The need to model and analyse dynamic systems operating over complex data is ubiquitous in AI and neighboring areas, in particular business process management. Analysing such data-aware systems is a notoriously difficult problem, as they are intrinsically infinite-state. Existing approaches work for specific datatypes, and/or limit themselves to the verification of safety properties. In this paper, we lift both such limitations, studying for the first time linear-time verification for so-called data-aware processes modulo theories (DMTs), from the foundational and practical point of view. The DMT model is very general, as it supports processes operating over variables that can store arbitrary types of data, ranging over infinite domains and equipped with domain-specific predicates. Specifically, we provide four contributions. First, we devise a semi-decision procedure for linear-time verification of DMTs, which works for a very large class of datatypes obeying to mild model-theoretic assumptions. The procedure relies on a unique combination of automata-theoretic and cover computation techniques to respectively deal with linear-time properties and datatypes. Second, we identify an abstract, semantic property that guarantees the existence of a faithful finite-state abstraction of the original system, and show that our method becomes a decision procedure in this case. Third, we identify concrete, checkable classes of systems that satisfy this property, generalising several results in the literature. Finally, we present an implementation and a first experimental evaluation.

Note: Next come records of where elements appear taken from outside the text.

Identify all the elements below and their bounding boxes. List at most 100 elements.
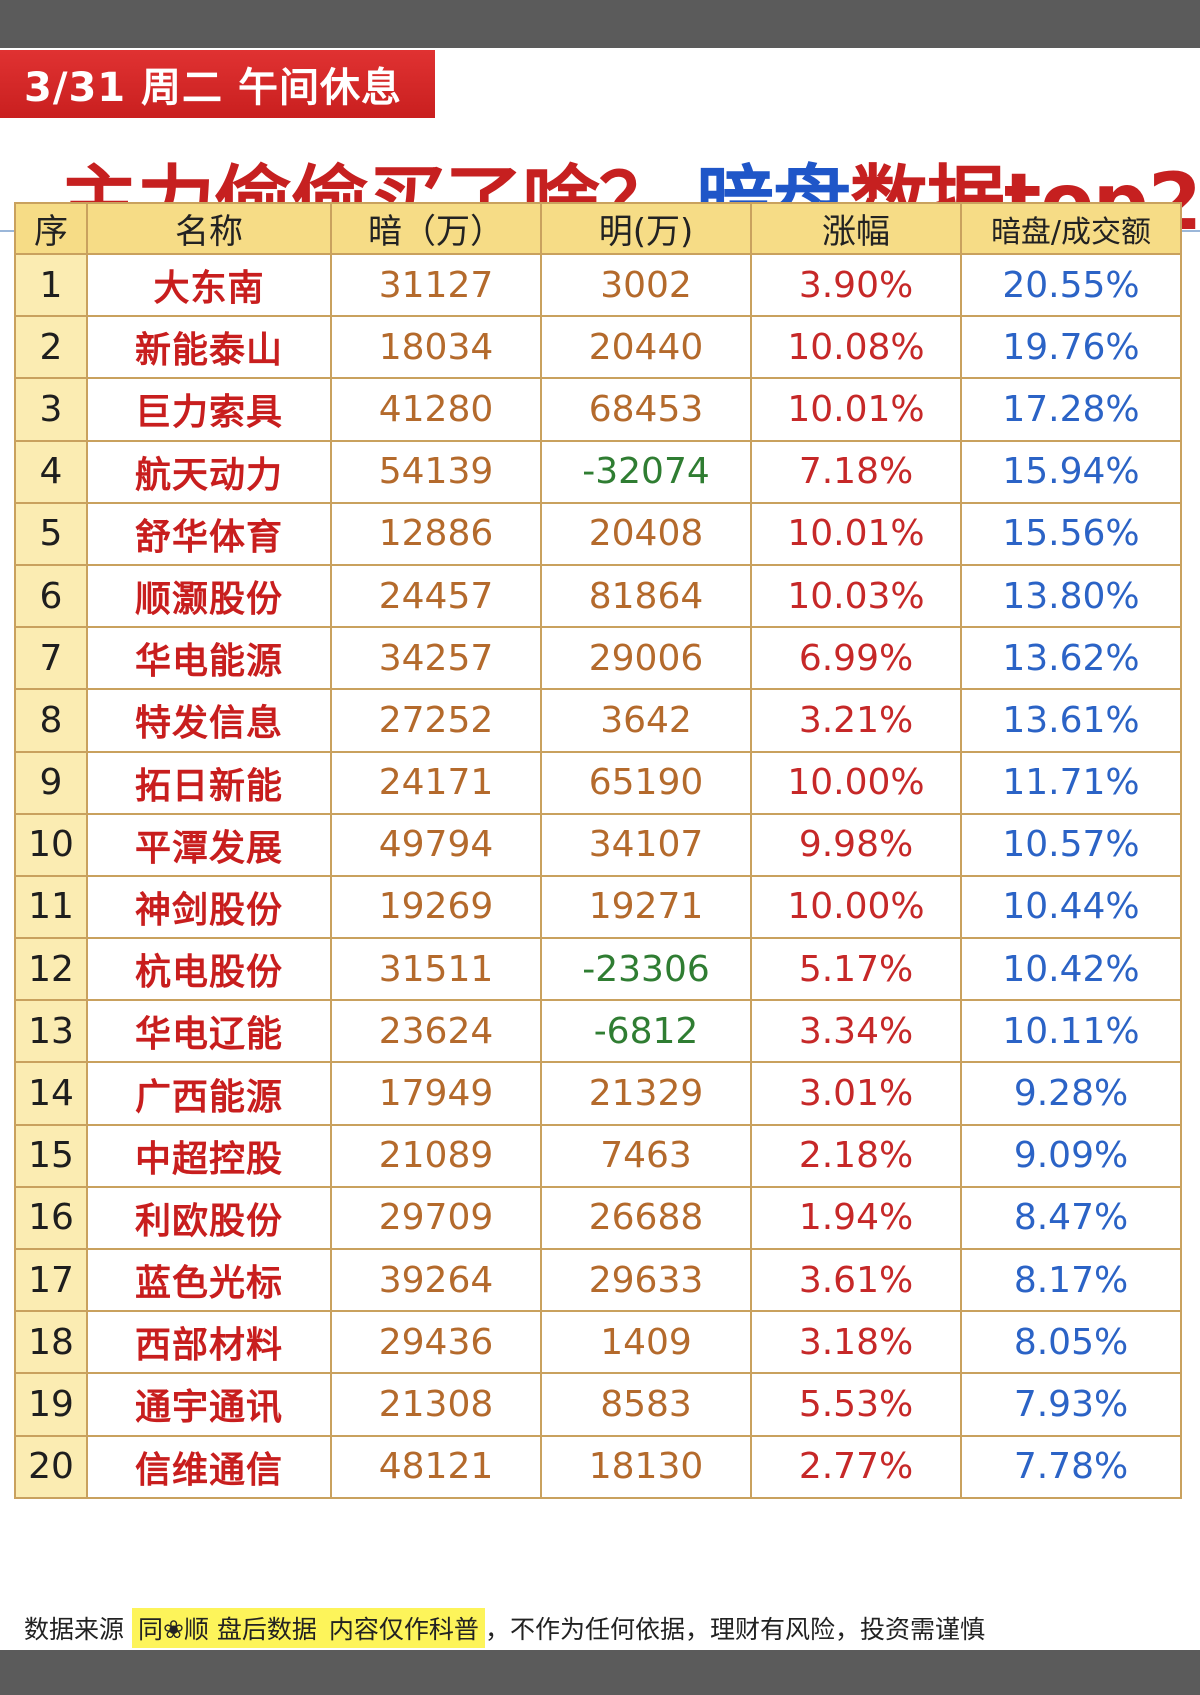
footer-highlight-source: 同❀顺 盘后数据 [132, 1608, 323, 1648]
table-body: 1 大东南 31127 3002 3.90% 20.55% 2 新能泰山 18034 20440 1… [14, 252, 1182, 1499]
table-header-row: 序 名称 暗（万） 明(万) 涨幅 暗盘/成交额 [14, 202, 1182, 255]
footer-highlight-disclaimer: 内容仅作科普 [322, 1608, 485, 1648]
row-lit-value: 19271 [540, 874, 752, 940]
row-lit-value: 68453 [540, 377, 752, 442]
row-index: 4 [14, 439, 88, 504]
row-index: 11 [14, 874, 88, 940]
row-dark-value: 39264 [330, 1247, 542, 1313]
row-change: 10.01% [750, 501, 962, 566]
row-stock-name: 中超控股 [86, 1123, 332, 1188]
row-lit-value: -23306 [540, 937, 752, 1002]
table-row: 13 华电辽能 23624 -6812 3.34% 10.11% [14, 999, 1182, 1064]
row-lit-value: 21329 [540, 1061, 752, 1126]
row-change: 5.53% [750, 1372, 962, 1437]
row-lit-value: 81864 [540, 563, 752, 629]
row-change: 1.94% [750, 1185, 962, 1251]
row-dark-ratio: 15.56% [960, 501, 1182, 566]
row-lit-value: 34107 [540, 812, 752, 877]
row-lit-value: 65190 [540, 750, 752, 815]
row-index: 6 [14, 563, 88, 629]
row-lit-value: 29633 [540, 1247, 752, 1313]
row-lit-value: 20440 [540, 315, 752, 380]
row-dark-value: 17949 [330, 1061, 542, 1126]
table-row: 4 航天动力 54139 -32074 7.18% 15.94% [14, 439, 1182, 504]
table-row: 12 杭电股份 31511 -23306 5.17% 10.42% [14, 937, 1182, 1002]
row-change: 3.61% [750, 1247, 962, 1313]
row-lit-value: 1409 [540, 1310, 752, 1375]
row-lit-value: 3002 [540, 252, 752, 318]
row-dark-ratio: 15.94% [960, 439, 1182, 504]
row-dark-value: 18034 [330, 315, 542, 380]
col-header-ratio: 暗盘/成交额 [960, 202, 1182, 255]
table-row: 11 神剑股份 19269 19271 10.00% 10.44% [14, 874, 1182, 940]
table-row: 3 巨力索具 41280 68453 10.01% 17.28% [14, 377, 1182, 442]
row-dark-value: 27252 [330, 688, 542, 753]
table-row: 19 通宇通讯 21308 8583 5.53% 7.93% [14, 1372, 1182, 1437]
row-stock-name: 蓝色光标 [86, 1247, 332, 1313]
row-stock-name: 西部材料 [86, 1310, 332, 1375]
row-dark-ratio: 8.05% [960, 1310, 1182, 1375]
row-dark-value: 41280 [330, 377, 542, 442]
col-header-change: 涨幅 [750, 202, 962, 255]
row-dark-value: 49794 [330, 812, 542, 877]
row-index: 2 [14, 315, 88, 380]
table-row: 10 平潭发展 49794 34107 9.98% 10.57% [14, 812, 1182, 877]
table-row: 14 广西能源 17949 21329 3.01% 9.28% [14, 1061, 1182, 1126]
table-row: 20 信维通信 48121 18130 2.77% 7.78% [14, 1434, 1182, 1499]
row-change: 5.17% [750, 937, 962, 1002]
row-change: 3.34% [750, 999, 962, 1064]
table-row: 1 大东南 31127 3002 3.90% 20.55% [14, 252, 1182, 318]
row-stock-name: 华电能源 [86, 626, 332, 691]
row-change: 6.99% [750, 626, 962, 691]
row-change: 9.98% [750, 812, 962, 877]
row-change: 2.18% [750, 1123, 962, 1188]
row-change: 10.01% [750, 377, 962, 442]
date-tag: 3/31 周二 午间休息 [0, 50, 435, 118]
row-stock-name: 华电辽能 [86, 999, 332, 1064]
row-index: 9 [14, 750, 88, 815]
row-dark-value: 24171 [330, 750, 542, 815]
row-dark-ratio: 8.47% [960, 1185, 1182, 1251]
row-stock-name: 航天动力 [86, 439, 332, 504]
row-dark-ratio: 20.55% [960, 252, 1182, 318]
row-lit-value: 3642 [540, 688, 752, 753]
row-dark-value: 23624 [330, 999, 542, 1064]
row-index: 8 [14, 688, 88, 753]
row-stock-name: 信维通信 [86, 1434, 332, 1499]
row-stock-name: 通宇通讯 [86, 1372, 332, 1437]
row-stock-name: 平潭发展 [86, 812, 332, 877]
row-dark-value: 12886 [330, 501, 542, 566]
row-change: 10.00% [750, 874, 962, 940]
row-dark-value: 19269 [330, 874, 542, 940]
table-row: 18 西部材料 29436 1409 3.18% 8.05% [14, 1310, 1182, 1375]
row-dark-value: 48121 [330, 1434, 542, 1499]
row-change: 2.77% [750, 1434, 962, 1499]
row-stock-name: 大东南 [86, 252, 332, 318]
table-row: 5 舒华体育 12886 20408 10.01% 15.56% [14, 501, 1182, 566]
row-dark-value: 31511 [330, 937, 542, 1002]
row-dark-ratio: 13.80% [960, 563, 1182, 629]
table-row: 15 中超控股 21089 7463 2.18% 9.09% [14, 1123, 1182, 1188]
row-dark-ratio: 9.28% [960, 1061, 1182, 1126]
row-lit-value: -6812 [540, 999, 752, 1064]
row-stock-name: 广西能源 [86, 1061, 332, 1126]
row-stock-name: 巨力索具 [86, 377, 332, 442]
row-index: 3 [14, 377, 88, 442]
top-dark-band [0, 0, 1200, 48]
row-lit-value: 8583 [540, 1372, 752, 1437]
table-row: 8 特发信息 27252 3642 3.21% 13.61% [14, 688, 1182, 753]
row-dark-ratio: 13.61% [960, 688, 1182, 753]
row-stock-name: 新能泰山 [86, 315, 332, 380]
row-dark-ratio: 10.44% [960, 874, 1182, 940]
table-row: 2 新能泰山 18034 20440 10.08% 19.76% [14, 315, 1182, 380]
row-stock-name: 舒华体育 [86, 501, 332, 566]
row-index: 15 [14, 1123, 88, 1188]
row-dark-ratio: 10.57% [960, 812, 1182, 877]
row-index: 19 [14, 1372, 88, 1437]
row-index: 7 [14, 626, 88, 691]
row-stock-name: 杭电股份 [86, 937, 332, 1002]
row-dark-ratio: 11.71% [960, 750, 1182, 815]
row-stock-name: 顺灏股份 [86, 563, 332, 629]
row-dark-value: 21089 [330, 1123, 542, 1188]
col-header-name: 名称 [86, 202, 332, 255]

翻译：在人工智能及其邻近领域（尤其是业务流程管理）中，对操作复杂数据的动态系统进行建模与分析的需求十分普遍。分析此类数据感知系统是一个公认的难题，因为它们本质上是无限状态的。现有方法仅适用于特定数据类型，且/或局限于安全性性质的验证。本文首次从基础和实践角度同时突破了这两项限制，研究了所谓的“基于理论模的数据感知过程”（DMTs）的线性时间验证问题。DMT模型具有高度通用性，支持对可存储任意数据类型（涵盖无限域并配备领域特定谓词）的变量进行操作的过程。具体而言，我们做出四项贡献：第一，提出了一种用于DMTs线性时间验证的半决策过程，该方法适用于满足温和模型论假设的极广泛数据类型，通过独特组合自动化理论技术（处理线性时间性质）和覆盖计算技术（处理数据类型）实现；第二，识别出一种保证原始系统存在忠实有限状态抽象的抽象语义性质，并证明在此情况下我们的方法可转化为决策过程；第三，识别出满足该性质的具体可检验系统类别，推广了文献中的多项结果；最后，给出了实现方案及初步实验评估。